By Chi Jingyi
The American Institute in Taiwan (AIT) and Taiwan’s Representative Office in the US on Friday said the COVID-19 pandemic has exposed the risks of relying too much on a single country or supplier for critical materials.
The two made a joint statement, encouraging partners to bring supply chains closer to home or like-minded economies.
But analysts said that the island of Taiwan’s attempt to restructure global supply chains with the US will not work, as it doesn’t make sense from an economic standpoint. And Taiwan is angling for political gain.
Taiwan and the US-Taiwan Business Council (USTBC) held a virtual discussion on enhancing the supply chain between the US and the island of Taiwan on Wednesday.
A woman works at a factory of the Harbin Dongan Automotive Engine Manufacturing Co., Ltd in Harbin, capital of northeast China’s Heilongjiang Province, March 10, 2020.Photo:Xinhua
Taiwan plays a key role in the technology supply chain for US companies, given its global importance in the semiconductor sector, and as a hub for cutting-edge semiconductor production, USTBC said.
“Taiwan doesn’t have enough capacity to meet global demand. The real purpose of Taiwan is to highlight its unique position in the industrial chain, because it does have some technological advantages,” Hu Qimu, a senior fellow at the Sinosteel Economic Research Institute, told the Global Times on Friday.
Hsiao Bi-khim, a member of Taiwan’s Democratic Progressive Party, said during the discussion that Taiwan and the US should strengthen cooperation on the supply chain, as the COVID-19 pandemic has prompted many economies to re-examine the issue of supply chain security, media reported.
“Taiwan’s aim is neither the security of the industrial chain, nor its economic development and employment creation. It is trying to improve its international political status, and receive more orders from the restructuring of the global supply chain,” Hu said.
Analysts noted that the kind of restructuring Taiwan wishes will not happen as big shifts in global supply chains are impossible because they have nowhere to go.
China accounts for 25 percent of the world’s manufacturing output, and overtook the US in 2010, according to World Bank data.
Of the Fortune 1,000 companies, 163 have primary suppliers and 938 have secondary suppliers on the mainland, according to a Dun & Bradstreet report.
“People talk about the supply chain shifting outside the Chinese mainland. We don’t see this happening. In reality, it’s simply not happening,” Denis Depoux,Global Managing Director of Roland Berger, told the Global Times.
Due to the impact of COVID-19 this year and in the next few years, in a world which is depressed with no growth or even recession, with all the capacity versus flattering demand, with a high competition price war, there’s very little room to maneuver to invest in a new supply chain, Depoux added.
After tensions escalated between China and the US, many US and European companies have dealt with factories outside China to avoid the possible risks of a US ban. But people found that the “spare tires” in ASEAN, especially Vietnam, are mostly subsidiaries of Chinese enterprises, Hu said.
Analysts said that moving the industrial chains is not as simple as moving and rebuilding factories.
The Japanese government in April offered incentives to its companies to relocate their overseas operations back to Japan. But the subsidies, some 243.5 billion yen ($2.29 billion), represented only 60 percent of Japan’s $3.81 billion investment in China in 2018.

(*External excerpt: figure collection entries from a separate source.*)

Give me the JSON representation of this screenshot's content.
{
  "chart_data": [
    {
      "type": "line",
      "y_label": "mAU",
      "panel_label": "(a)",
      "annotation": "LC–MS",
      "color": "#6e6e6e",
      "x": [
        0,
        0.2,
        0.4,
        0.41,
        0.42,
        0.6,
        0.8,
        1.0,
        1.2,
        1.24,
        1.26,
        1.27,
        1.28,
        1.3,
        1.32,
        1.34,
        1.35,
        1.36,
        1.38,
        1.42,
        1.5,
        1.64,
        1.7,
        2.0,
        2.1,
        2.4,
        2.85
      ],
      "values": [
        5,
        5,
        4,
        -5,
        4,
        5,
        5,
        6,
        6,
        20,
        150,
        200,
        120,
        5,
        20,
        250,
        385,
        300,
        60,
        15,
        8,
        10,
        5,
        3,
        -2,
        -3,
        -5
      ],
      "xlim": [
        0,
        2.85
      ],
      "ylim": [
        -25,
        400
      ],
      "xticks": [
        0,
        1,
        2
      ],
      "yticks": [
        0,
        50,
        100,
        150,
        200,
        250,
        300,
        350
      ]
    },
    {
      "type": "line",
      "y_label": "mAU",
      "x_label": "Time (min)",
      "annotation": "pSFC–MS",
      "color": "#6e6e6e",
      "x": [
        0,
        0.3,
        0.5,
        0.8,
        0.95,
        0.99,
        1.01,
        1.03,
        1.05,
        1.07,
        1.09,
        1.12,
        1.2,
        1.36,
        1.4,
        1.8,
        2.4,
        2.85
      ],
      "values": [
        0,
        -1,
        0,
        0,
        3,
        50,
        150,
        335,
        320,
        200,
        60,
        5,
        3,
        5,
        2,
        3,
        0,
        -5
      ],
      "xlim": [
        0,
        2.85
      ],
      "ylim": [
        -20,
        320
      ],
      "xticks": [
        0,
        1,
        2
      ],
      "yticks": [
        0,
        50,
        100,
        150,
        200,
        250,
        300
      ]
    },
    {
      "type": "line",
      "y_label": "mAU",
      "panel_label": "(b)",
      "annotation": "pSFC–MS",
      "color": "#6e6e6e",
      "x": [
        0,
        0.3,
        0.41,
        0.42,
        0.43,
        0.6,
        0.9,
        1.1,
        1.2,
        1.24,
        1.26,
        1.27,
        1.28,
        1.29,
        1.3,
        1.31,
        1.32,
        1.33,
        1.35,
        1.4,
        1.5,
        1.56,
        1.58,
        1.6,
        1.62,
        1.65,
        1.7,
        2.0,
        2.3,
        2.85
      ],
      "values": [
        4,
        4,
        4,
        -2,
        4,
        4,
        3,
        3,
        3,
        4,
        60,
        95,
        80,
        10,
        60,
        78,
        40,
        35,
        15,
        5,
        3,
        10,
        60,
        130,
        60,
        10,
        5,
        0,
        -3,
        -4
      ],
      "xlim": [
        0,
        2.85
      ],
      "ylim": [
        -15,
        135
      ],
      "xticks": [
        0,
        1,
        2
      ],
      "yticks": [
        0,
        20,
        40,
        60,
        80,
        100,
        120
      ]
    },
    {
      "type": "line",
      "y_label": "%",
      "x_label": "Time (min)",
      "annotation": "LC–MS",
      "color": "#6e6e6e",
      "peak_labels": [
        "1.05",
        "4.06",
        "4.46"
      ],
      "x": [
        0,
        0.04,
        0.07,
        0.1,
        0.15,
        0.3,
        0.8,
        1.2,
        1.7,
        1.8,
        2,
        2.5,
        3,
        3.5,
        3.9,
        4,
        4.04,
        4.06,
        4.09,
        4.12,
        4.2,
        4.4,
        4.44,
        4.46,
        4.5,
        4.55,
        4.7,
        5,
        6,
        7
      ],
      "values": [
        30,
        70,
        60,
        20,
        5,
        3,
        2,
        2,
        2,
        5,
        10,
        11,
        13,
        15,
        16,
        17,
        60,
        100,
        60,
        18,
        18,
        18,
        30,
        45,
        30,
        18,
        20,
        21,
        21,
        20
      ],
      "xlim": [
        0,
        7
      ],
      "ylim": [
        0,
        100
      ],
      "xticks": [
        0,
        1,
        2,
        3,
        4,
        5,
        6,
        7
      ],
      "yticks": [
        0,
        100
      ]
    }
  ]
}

The US has also released support policies to bring businesses back to the US. But according to a survey last year, 87 percent of US businesses in China had not relocated supply chains away from China, and had no immediate plans to do so under the Trump administration’s relocation policyMore than 75 percent of US businesses said they are doing better or as well in China compared to overall global operations, a recent US-China Business Council report said.
“I don’t really believe in the offshoring or the reshoring of some industries from China back to Europe or the US, because it doesn’t make sense from an economic standpoint,” Depoux noted.
There’s a good reason why something is sourced from China or from other countries–it’s simply because there are capabilities. The shift of the supply chain from China to ASEAN, for instance, has started already, which was not related to the trade war, the latest US measures, or the COVID-19 crisis. It started simply for cost competitiveness reasons – globalization at work, Depoux noted.
“For 10 years, Chinese industries have been moving to the ASEAN region. Low-end labor-intensive industries have been exported, but real Chinese manufacturing has remained in China. At present, the infrastructure, manufacturing process and labor quality of ASEAN cannot meet the requirements of replacing China’s high-tech manufacturing industry,” Hu noted.